Cinque europei su cento non mangiano quasi nulla, oppure troppo. Sono sempre più numerose le persone che non riescono ad alimentare correttamente il proprio corpo, fino a mettere in pericolo prima la salute, poi la stessa sopravvivenza.
All’origine di queste difficoltà non ci sono più problemi economici (come ancora all’inizio del secolo scorso) ma psichici. Le persone possono comprarsi anche molto cibo, ma poi preferiscono buttarlo via che mangiarlo, vomitarlo, piuttosto che digerirlo.
Come se uscire dalla minaccia della fame, possibilità sempre incombente fino a poco più di cinquant’anni fa, avesse portato con sé la perdita della spinta a nutrirsi. Che invece di essere un fatto naturale, istintivo, come nel bambino appena nato, diventa (assieme a tanti altri comportamenti una volta «automatici»), una possibilità tra altre, come quella di non alimentarsi affatto. Una scelta che per essere compiuta richiede elementi che apparentemente non c’entrano affatto con il cibo, come assenza di traumi infantili e famiglie ben funzionanti.

La presenza di problemi affettivi in chi ha disturbi alimentari fa concludere che questi dipendono da quelli. Davvero la pancia non manda la fame, o ne manda una abnorme, accompagnata da schifo, perché il cuore (e la mente) soffre? Nei nostri malati è certamente (anche) così. Come spiegare però il fatto che i ragazzini cresciuti in mezzo a traumi affettivi ben più drammatici, nei ghetti del mondo intero, si lanciano con fame feroce su qualsiasi oggetto vagamente commestibile capiti loro sotto i denti? È sufficiente la galassia tuttora indefinita chiamata psiche a spiegare un disagio, quello che si esprime con i disturbi alimentari, che si presenta anche, innanzitutto, come «malattia della ricchezza»? Nella quale forse, oltre alle sofferenze affettive, come la madre possessiva o il padre autoritario (che certo c’entrano), conta di più il sospetto che gli altri (a cominciare dai genitori), abbiano dimenticato il perché lavorano, faticano, guadagnano e accumulano denaro. Come se gli anoressici rivolgessero a sé e agli altri questo silenzioso rimprovero: «Perché lavorare tanto se il “sudore della fronte” (come nel racconto biblico) deve servire a procurarsi il pane? Una volta che quello c’è, perché angustiarsi ancora?».

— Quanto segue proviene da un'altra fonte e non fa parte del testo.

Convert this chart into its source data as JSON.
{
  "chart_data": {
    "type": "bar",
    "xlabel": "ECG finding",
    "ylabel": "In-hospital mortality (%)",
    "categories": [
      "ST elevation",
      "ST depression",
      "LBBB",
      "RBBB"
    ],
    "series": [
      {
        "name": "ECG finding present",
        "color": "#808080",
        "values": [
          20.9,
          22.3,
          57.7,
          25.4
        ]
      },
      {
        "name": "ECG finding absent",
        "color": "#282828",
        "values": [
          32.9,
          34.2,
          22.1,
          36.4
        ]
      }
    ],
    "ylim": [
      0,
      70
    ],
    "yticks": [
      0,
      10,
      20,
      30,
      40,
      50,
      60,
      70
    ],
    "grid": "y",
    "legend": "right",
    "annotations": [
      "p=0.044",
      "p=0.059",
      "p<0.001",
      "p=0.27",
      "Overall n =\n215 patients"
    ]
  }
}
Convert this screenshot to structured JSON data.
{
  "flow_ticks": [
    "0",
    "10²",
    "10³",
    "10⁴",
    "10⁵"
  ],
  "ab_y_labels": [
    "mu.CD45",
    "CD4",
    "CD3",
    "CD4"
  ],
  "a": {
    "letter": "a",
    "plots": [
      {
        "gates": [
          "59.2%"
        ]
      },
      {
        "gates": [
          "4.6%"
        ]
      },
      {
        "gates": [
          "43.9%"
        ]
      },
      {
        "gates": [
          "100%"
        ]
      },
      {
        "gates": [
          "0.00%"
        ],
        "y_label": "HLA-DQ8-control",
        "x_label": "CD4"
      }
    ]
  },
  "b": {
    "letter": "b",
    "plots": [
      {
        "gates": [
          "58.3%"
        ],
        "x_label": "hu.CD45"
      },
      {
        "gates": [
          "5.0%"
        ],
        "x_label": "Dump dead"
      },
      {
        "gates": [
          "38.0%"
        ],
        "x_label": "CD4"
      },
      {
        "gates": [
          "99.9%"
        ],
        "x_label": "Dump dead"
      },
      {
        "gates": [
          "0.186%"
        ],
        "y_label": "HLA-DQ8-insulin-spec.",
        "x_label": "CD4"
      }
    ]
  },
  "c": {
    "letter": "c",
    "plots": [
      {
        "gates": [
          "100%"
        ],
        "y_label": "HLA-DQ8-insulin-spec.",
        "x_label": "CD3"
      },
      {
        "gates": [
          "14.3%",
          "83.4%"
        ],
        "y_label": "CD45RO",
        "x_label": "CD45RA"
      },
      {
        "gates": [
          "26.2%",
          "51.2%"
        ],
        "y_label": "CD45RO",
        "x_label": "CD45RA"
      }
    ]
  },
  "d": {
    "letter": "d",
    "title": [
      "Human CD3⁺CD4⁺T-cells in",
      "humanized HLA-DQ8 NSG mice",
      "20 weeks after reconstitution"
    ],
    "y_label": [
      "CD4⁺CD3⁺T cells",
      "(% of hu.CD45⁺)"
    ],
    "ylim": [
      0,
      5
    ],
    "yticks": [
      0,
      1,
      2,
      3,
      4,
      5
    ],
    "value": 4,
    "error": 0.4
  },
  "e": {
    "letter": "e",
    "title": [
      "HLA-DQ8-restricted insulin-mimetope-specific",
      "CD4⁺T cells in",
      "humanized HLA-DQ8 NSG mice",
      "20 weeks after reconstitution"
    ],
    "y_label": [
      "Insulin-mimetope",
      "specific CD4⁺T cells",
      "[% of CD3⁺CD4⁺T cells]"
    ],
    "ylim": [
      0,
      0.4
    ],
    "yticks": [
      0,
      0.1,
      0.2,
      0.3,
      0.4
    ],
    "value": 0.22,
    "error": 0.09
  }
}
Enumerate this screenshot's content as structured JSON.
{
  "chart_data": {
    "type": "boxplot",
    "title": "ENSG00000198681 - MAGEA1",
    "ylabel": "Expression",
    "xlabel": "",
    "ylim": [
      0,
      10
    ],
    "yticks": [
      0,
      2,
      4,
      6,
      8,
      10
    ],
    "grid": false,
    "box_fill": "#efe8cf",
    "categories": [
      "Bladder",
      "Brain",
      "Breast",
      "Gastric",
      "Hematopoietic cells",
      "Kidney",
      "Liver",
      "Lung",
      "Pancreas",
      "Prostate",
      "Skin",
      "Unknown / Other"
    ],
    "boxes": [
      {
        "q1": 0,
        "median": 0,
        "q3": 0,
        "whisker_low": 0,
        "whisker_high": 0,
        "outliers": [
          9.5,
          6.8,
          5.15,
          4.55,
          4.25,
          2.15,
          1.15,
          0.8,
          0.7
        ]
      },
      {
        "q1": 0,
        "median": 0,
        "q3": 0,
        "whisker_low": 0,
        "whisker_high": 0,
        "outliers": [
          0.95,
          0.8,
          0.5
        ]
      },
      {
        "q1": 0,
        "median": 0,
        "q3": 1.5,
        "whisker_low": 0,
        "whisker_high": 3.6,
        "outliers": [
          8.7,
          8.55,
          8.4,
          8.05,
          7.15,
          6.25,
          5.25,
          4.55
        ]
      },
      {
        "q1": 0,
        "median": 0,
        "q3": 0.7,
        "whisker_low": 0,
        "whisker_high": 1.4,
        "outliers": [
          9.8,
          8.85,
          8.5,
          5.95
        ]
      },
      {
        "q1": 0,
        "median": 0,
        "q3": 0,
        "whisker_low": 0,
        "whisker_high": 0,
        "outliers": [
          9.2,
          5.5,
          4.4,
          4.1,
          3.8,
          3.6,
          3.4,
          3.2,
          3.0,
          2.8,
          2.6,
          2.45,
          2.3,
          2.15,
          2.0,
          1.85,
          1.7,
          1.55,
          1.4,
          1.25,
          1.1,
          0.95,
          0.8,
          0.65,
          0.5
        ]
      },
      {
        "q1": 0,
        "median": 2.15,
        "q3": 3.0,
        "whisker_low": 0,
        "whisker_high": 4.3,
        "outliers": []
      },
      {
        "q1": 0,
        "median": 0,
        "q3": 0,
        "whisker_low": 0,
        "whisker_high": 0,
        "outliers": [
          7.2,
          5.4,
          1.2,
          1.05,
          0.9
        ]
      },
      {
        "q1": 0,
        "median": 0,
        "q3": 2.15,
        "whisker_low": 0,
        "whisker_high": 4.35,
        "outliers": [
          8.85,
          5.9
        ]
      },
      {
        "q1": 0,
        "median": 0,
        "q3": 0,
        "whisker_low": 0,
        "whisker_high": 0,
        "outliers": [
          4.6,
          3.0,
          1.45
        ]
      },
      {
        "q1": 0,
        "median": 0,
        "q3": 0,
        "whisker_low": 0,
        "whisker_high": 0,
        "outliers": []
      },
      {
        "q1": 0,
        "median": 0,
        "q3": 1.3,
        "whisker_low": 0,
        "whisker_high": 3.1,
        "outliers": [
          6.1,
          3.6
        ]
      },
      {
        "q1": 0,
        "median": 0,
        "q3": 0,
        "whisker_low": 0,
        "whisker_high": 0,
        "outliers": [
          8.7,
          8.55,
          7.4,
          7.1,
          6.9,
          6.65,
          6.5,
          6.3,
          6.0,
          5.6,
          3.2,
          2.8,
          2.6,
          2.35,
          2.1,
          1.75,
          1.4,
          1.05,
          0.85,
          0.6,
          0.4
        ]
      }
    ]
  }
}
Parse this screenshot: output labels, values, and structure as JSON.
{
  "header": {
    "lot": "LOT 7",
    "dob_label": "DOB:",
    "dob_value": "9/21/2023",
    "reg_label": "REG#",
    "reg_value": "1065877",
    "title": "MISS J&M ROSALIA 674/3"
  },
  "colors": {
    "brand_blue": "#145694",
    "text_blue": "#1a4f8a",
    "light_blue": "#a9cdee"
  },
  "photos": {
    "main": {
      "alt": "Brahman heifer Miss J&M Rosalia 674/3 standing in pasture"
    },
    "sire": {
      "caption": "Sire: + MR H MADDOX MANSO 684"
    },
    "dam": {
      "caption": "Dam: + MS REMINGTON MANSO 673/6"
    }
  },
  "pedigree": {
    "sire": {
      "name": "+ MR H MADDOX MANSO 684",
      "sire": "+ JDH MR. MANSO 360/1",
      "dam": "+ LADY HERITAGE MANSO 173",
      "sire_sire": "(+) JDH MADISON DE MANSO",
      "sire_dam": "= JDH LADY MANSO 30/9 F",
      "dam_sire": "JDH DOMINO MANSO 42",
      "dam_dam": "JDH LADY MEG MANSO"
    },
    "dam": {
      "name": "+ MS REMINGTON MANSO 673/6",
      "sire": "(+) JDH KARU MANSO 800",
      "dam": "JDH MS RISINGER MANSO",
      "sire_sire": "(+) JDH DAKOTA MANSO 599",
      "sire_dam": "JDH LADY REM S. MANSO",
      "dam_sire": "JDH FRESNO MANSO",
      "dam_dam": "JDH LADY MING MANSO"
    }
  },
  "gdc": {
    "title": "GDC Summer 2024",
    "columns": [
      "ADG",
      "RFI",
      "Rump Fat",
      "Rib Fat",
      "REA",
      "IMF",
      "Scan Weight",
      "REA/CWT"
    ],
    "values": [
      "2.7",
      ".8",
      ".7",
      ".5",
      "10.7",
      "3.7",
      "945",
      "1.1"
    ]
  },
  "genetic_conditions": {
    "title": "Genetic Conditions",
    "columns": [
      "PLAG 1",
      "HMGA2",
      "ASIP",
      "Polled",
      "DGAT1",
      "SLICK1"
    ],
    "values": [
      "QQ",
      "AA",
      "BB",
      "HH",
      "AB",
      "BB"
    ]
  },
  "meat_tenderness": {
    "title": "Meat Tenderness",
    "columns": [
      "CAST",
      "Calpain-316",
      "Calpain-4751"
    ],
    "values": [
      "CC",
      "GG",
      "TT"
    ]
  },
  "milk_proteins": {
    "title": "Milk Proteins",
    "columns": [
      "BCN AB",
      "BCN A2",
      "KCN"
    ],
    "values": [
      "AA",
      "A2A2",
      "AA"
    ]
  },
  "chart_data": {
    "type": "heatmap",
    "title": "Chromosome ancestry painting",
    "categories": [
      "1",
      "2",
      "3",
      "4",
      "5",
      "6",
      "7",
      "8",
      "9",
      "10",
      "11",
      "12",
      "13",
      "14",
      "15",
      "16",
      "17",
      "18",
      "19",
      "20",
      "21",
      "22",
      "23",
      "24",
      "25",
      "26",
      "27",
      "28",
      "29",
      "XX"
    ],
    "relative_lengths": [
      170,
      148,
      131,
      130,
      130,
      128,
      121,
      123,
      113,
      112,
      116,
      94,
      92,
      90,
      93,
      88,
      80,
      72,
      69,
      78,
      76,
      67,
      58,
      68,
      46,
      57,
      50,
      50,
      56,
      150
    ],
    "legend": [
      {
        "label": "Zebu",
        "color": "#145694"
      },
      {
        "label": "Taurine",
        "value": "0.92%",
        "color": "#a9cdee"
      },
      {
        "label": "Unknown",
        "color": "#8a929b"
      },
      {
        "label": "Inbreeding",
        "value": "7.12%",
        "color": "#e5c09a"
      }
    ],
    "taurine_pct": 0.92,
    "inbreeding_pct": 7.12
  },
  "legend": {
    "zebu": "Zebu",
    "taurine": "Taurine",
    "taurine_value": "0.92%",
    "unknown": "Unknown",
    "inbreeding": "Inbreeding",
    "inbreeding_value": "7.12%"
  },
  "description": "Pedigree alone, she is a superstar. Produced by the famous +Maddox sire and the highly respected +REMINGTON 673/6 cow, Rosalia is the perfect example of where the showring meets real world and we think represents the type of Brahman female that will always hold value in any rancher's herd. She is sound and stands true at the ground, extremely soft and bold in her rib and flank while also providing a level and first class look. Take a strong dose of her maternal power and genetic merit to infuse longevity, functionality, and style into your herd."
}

Smettere di alimentarsi è un modo - certo, in gran parte inconscio - di interrogarsi su questa questione. Non perché gli anoressici siano pigri: anzi, sono per solito lavoratori infaticabili. Ma appunto, lavorando, e non cibandosi, rendono evidente, a sé e agli altri, che dunque non può essere solo per mangiare che si lavora, si smania dietro alle carriere, ci si logora la vita. E allora perché lo si fa? La risposta delle culture tradizionali (per molti certamente un po’ ipocrita, ma non del tutto falsa) era: perché è nostro dovere, verso noi stessi, verso gli altri esseri umani, e verso Dio. Oggi, non solo per i non credenti, rispondere in questo modo è diventato impossibile. Solo delle minoranze (anche se significative) credono che l’affermazione di sé sia un dovere sociale, come credettero gli stoici, gli uomini del Rinascimento, i grandi riformatori.
Allora però, visto che la fame non c’è più, perché darsi tutto questo daffare? Perché, addirittura, continuare a cibarsi? La protesta degli anoressici è dadaista, paradossale, profonda. Se la vita è davvero solo immagine, rendiamola sempre più trasparente, invisibile, inafferrabile, per non rimanerne prigionieri. Si alimenta un corpo pieno di passioni, obiettivi, certezze, non un’immagine vuota. Da quella, si preferisce fuggire.